Another one that we saw firsthand at Cooler Screens is pretty sad to learn that in a healthcare crisis that I guess the company has or the country has, medication adherence is a buzzword, which is a problem for a lot of people. In other words, doctors would tell you, "Go and take these specific medicines or vitamins," you name it. And a lot of times people assume they can't afford it and they don't adhere to the instructions from their medical providers. If only they knew that maybe their FSA card or their Medicare could cover that, the adherence rates would go up significantly. And that's another example where you can have a real human outcome.
Kroger has another general strategy which we're so excited about to bring to life through the technology. They call it Food Is A Medicine. As the largest grocery in the country they realize that they have an enormous power over the diets of the people that leads to a better, I guess, medical outcomes or health outcomes where the shoppers are also patients. So can we use the canvases that's in stores on those end caps, on those walls, at different parts, to educate the consumers about healthy lifestyles, which lead to a better outcome both for a consumer but also to better business because they're buying better products, which usually are probably more expensive, unfortunately.
So those are examples. And I'm also excited, and we're working on that at Cooler Screens in partnership with Nvidia, as I think generative AI and natural language capabilities start becoming real possibility. That UI, if you will, UX, can become also very natural. Imagine being able to speak to the Kroji, which is the symbol of Kroger, inside their stores and being able to ask a question which will point you where the gluten-free cauliflower pizza is. Or ask that question. So information starts becoming a powerful lever, not only in a visual format, but also potentially in this other gen AI use cases.
Peter Crosby:
Well, that's what I was curious about because sort of your genesis came in the frozen food and beverage aisle with the big doors and putting displays and messages up there. But in order for you to be in other aisles, that can't be the case any longer. So how are these experiences coming to life for the individual human being that you're talking about? Like technically, technologically, how is that happening today?
Arsen Avakian:
Yeah, Peter, that's a great question. So for us, the vision was, I mean, we started obviously applying the technology in the cooler freezer aisle because that's where our first customer, Walgreens, wanted us to focus.
Peter Crosby:
Yeah.
Arsen Avakian:
But as we have grown, we realized with our partners that they're looking what, I guess some of us will refer one store, one platform. We want a smart store that is able to coordinate all of these digital experiences across the whole box but embedded into the consumer journeys in the stores.

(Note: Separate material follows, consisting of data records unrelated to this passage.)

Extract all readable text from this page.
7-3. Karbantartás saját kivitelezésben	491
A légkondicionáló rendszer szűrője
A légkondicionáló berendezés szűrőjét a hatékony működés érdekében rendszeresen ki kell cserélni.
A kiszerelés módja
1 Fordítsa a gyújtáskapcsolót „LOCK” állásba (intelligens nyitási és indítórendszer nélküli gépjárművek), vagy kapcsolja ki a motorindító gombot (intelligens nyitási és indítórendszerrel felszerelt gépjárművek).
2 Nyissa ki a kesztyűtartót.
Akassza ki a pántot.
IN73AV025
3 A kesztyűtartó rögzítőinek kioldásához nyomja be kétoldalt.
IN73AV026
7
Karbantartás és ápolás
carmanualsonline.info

So the approach we have taken, we said, "If we treat the store as a stage and we have built the sophisticated technology, which is a combination of IOT sensors that all of a sudden give us the analytics on what the shoppers and products doing in the store?" All of a sudden a physical store became like a website. I know what's on shelf. I know what's in stock. I know if the customer is just on a browser approaching these, I don't know, let's say home goods or the pharmacy section. I know if they're clicking on a Proctor and Gamble page, if they approach the diapers. And then I know if they're on a product detail page and they're spending 20 seconds or five seconds.
All of these data signals in our technology overlaid with the retailer data sets, which is understanding from their transactions, from their loyalty databases, from their pricing data, from the promotional prices to the regular prices, to planogram data sets, the brand or category development indexes, we can start deriving a algorithm to know what content to show to people that will lead to a better conversion. Internally, we refer to that, I guess, and getting a little technical, as an intent coefficient.

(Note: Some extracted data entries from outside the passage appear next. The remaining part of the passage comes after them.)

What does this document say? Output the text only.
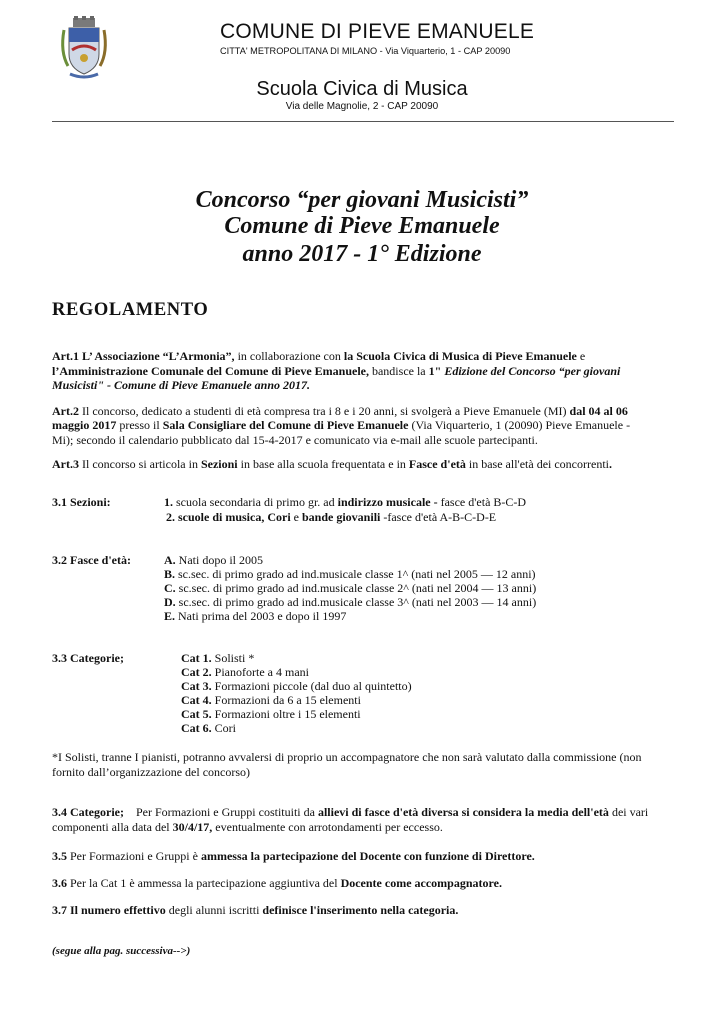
COMUNE DI PIEVE EMANUELE
CITTA' METROPOLITANA DI MILANO - Via Viquarterio, 1 - CAP 20090
Scuola Civica di Musica
Via delle Magnolie, 2 - CAP 20090
Concorso “per giovani Musicisti”
Comune di Pieve Emanuele
anno 2017 - 1° Edizione
REGOLAMENTO
Art.1 L’ Associazione “L’Armonia”, in collaborazione con la Scuola Civica di Musica di Pieve Emanuele e
l’Amministrazione Comunale del Comune di Pieve Emanuele, bandisce la 1" Edizione del Concorso “per giovani
Musicisti" - Comune di Pieve Emanuele anno 2017.
Art.2 Il concorso, dedicato a studenti di età compresa tra i 8 e i 20 anni, si svolgerà a Pieve Emanuele (MI) dal 04 al 06
maggio 2017 presso il Sala Consigliare del Comune di Pieve Emanuele (Via Viquarterio, 1 (20090) Pieve Emanuele -
Mi); secondo il calendario pubblicato dal 15-4-2017 e comunicato via e-mail alle scuole partecipanti.
Art.3 Il concorso si articola in Sezioni in base alla scuola frequentata e in Fasce d'età in base all'età dei concorrenti.
3.1 Sezioni:	1. scuola secondaria di primo gr. ad indirizzo musicale - fasce d'età B-C-D
2. scuole di musica, Cori e bande giovanili -fasce d'età A-B-C-D-E
3.2 Fasce d'età:	A. Nati dopo il 2005
B. sc.sec. di primo grado ad ind.musicale classe 1^ (nati nel 2005 — 12 anni)
C. sc.sec. di primo grado ad ind.musicale classe 2^ (nati nel 2004 — 13 anni)
D. sc.sec. di primo grado ad ind.musicale classe 3^ (nati nel 2003 — 14 anni)
E. Nati prima del 2003 e dopo il 1997
3.3 Categorie;	Cat 1. Solisti *
Cat 2. Pianoforte a 4 mani
Cat 3. Formazioni piccole (dal duo al quintetto)
Cat 4. Formazioni da 6 a 15 elementi
Cat 5. Formazioni oltre i 15 elementi
Cat 6. Cori
*I Solisti, tranne I pianisti, potranno avvalersi di proprio un accompagnatore che non sarà valutato dalla commissione (non
fornito dall’organizzazione del concorso)
3.4 Categorie;    Per Formazioni e Gruppi costituiti da allievi di fasce d'età diversa si considera la media dell'età dei vari
componenti alla data del 30/4/17, eventualmente con arrotondamenti per eccesso.
3.5 Per Formazioni e Gruppi è ammessa la partecipazione del Docente con funzione di Direttore.
3.6 Per la Cat 1 è ammessa la partecipazione aggiuntiva del Docente come accompagnatore.
3.7 Il numero effettivo degli alunni iscritti definisce l'inserimento nella categoria.
(segue alla pag. successiva-->)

This intent coefficient or the intent index, very similar to how Google has created their version of that, what you search and what was your history, that they will look up for the cookie. They can I guess, extrapolate the intent and thus serve you up the content as your top three or four search results on the website. We will have a very similar, except we will leverage the data signals we collect in a store about the products and about the consumer motion, attention, and action, with the retailer data, like what's on sale? Is it on regular price or on discount? Is there a coupon? Does it have five facings or three facings and so on. And being able from all of these, I guess data signs, I hate using the word AI, guys, because it's such an overused right now kind of word that it's almost offensive when some people doing it. They're really doing it and then everybody else is talking about it.

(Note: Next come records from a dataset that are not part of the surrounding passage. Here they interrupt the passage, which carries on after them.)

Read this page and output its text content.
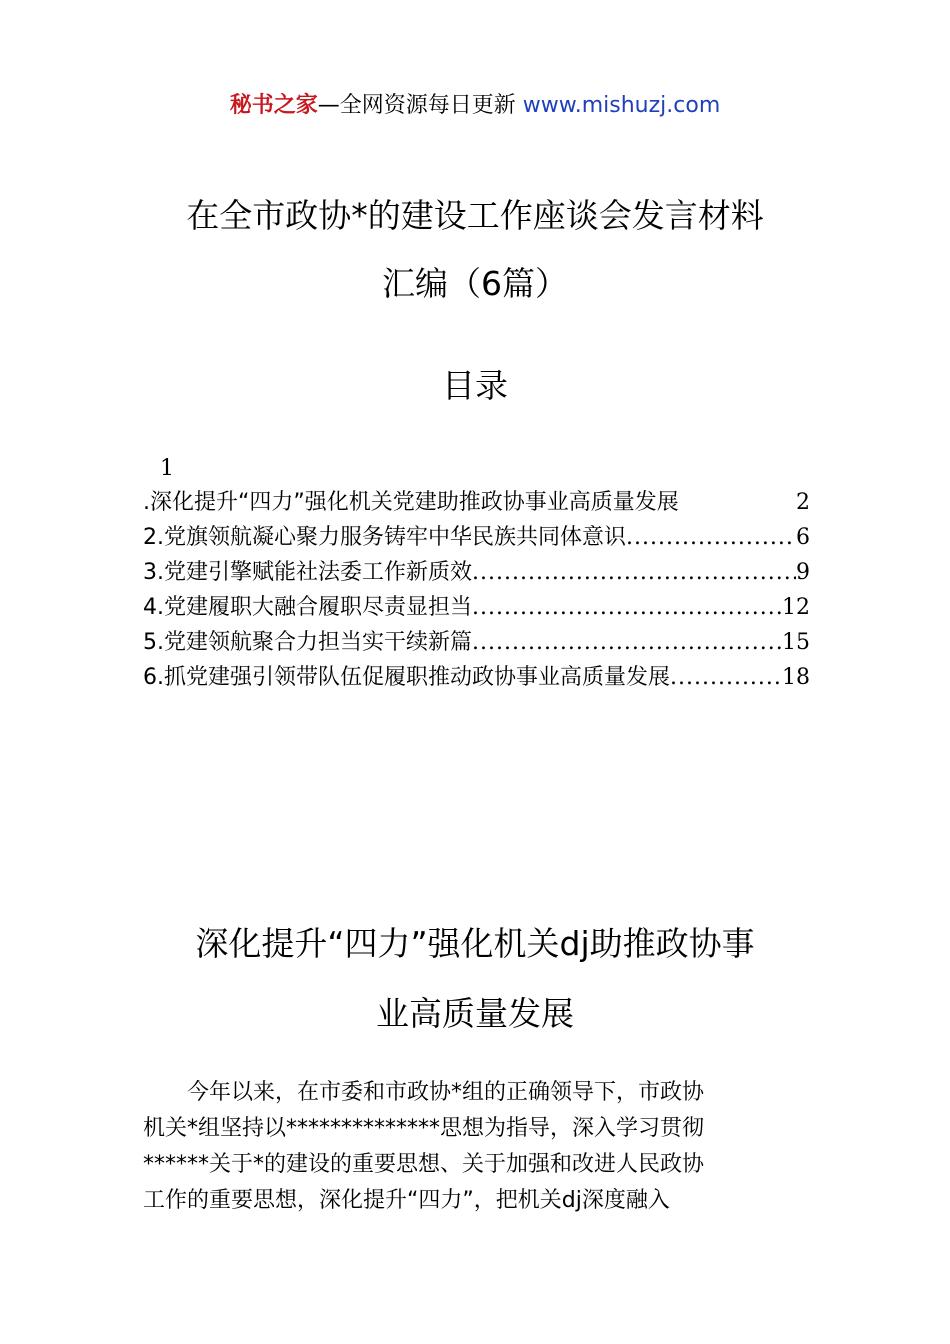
秘书之家—全网资源每日更新 www.mishuzj.com
在全市政协*的建设工作座谈会发言材料
汇编（6篇）
目录
1
.深化提升“四力”强化机关党建助推政协事业高质量发展	2
2.党旗领航凝心聚力服务铸牢中华民族共同体意识 .....	6
3.党建引擎赋能社法委工作新质效 .....	9
4.党建履职大融合履职尽责显担当 .....	12
5.党建领航聚合力担当实干续新篇 .....	15
6.抓党建强引领带队伍促履职推动政协事业高质量发展 .....	18
深化提升“四力”强化机关dj助推政协事
业高质量发展
今年以来，在市委和市政协*组的正确领导下，市政协
机关*组坚持以**************思想为指导，深入学习贯彻
******关于*的建设的重要思想、关于加强和改进人民政协
工作的重要思想，深化提升“四力”，把机关dj深度融入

But once you are able to analyze this data and from there have a recommendation engine that says, "This content will hit the sweet spot of helping a consumer and driving them to essentially make a purchase." Which drives the performance. So we built that software and that's I guess the five, six years of failing and making mistakes, I call it. And then we realized that the retailers are looking for this software or this technology to be applied across the store. Because you don't think of a shopper who walked in, "Oh, she just walked in at the entrance or she's at the coolers or she's at the diaper section." In fact, if you look at the data, you'll learn that most young moms will actually go first to the coolers to pick up the dairy. They'll pick up the milk. And then only at the end of their shopping journey, they'll stop by the diapers because they're bigger and bulkier, and then they'll go to the checkout.
Peter Crosby:
That's interesting because I always go to the chocolate bar aisle first and start having some chocolate-
Lauren Livak:
Through the store.
Peter Crosby:
-to keep me going through the store.
Arsen Avakian:
My journey is always-
Peter Crosby:
I pay for it.
Arsen Avakian:
-the sampling station at Costco. That's where I start.
Lauren Livak:
I go to the ice cream at Costco and then shop. But Arsen, so I mean that's really exciting, all that data and information you have about not only the shopper, but how they're shopping and what their journey looks like in store. What does this mean for brands? When we think about what's going to happen in the next six to eight months, only because I don't think we could think about a year because too many things would change. What's the major opportunity for brands with all this data, with thinking about the human element? What should they be thinking about from your opinion?
Arsen Avakian:
I mean, Lauren, simply said, it's all about who has a better mousetrap for people to drive better performance. We're all capitalists. And all of these brands they're going to talk about, "I want a better consumer experience," but they're really there to sell more product. I'm trying to simplify this. So at the end, brands are not waking up and saying, "I'm going to spend more money on Instagram or in store with Kroger or on Amazon online." All they're trying to do is they want to sell more of what they make. But at the same time, they want to build the brand equity, which is a relationship with that customer. So the long-term value of these customers becomes much more profitable and much more enduring, just like some of our iconic American brands have done over centuries now.
So they have two goals, brand equity, building brand equity, and driving performance. Nothing else at the end is going to matter. When it comes to building brand equity, they're aligned with the retailer because they want better consumer experience. If you give a bad consumer experience, brand isn't going to buy your Coke or your diaper from P&G. Similarly, they're aligned with the retailers because they both want to make money. Retailer wants to move the product off the shelf and the product is made by the manufacturer so they want to sell more product and ship more. So the good news is that I think on that fundamental trivialized way of saying it, they're all very much aligned. But the tactics of execution get very messy and sloppy. And this is where those mistakes, or paper cuts I refer tom can end up become very costly and very, very grave if you forget what matters, which is the consumer.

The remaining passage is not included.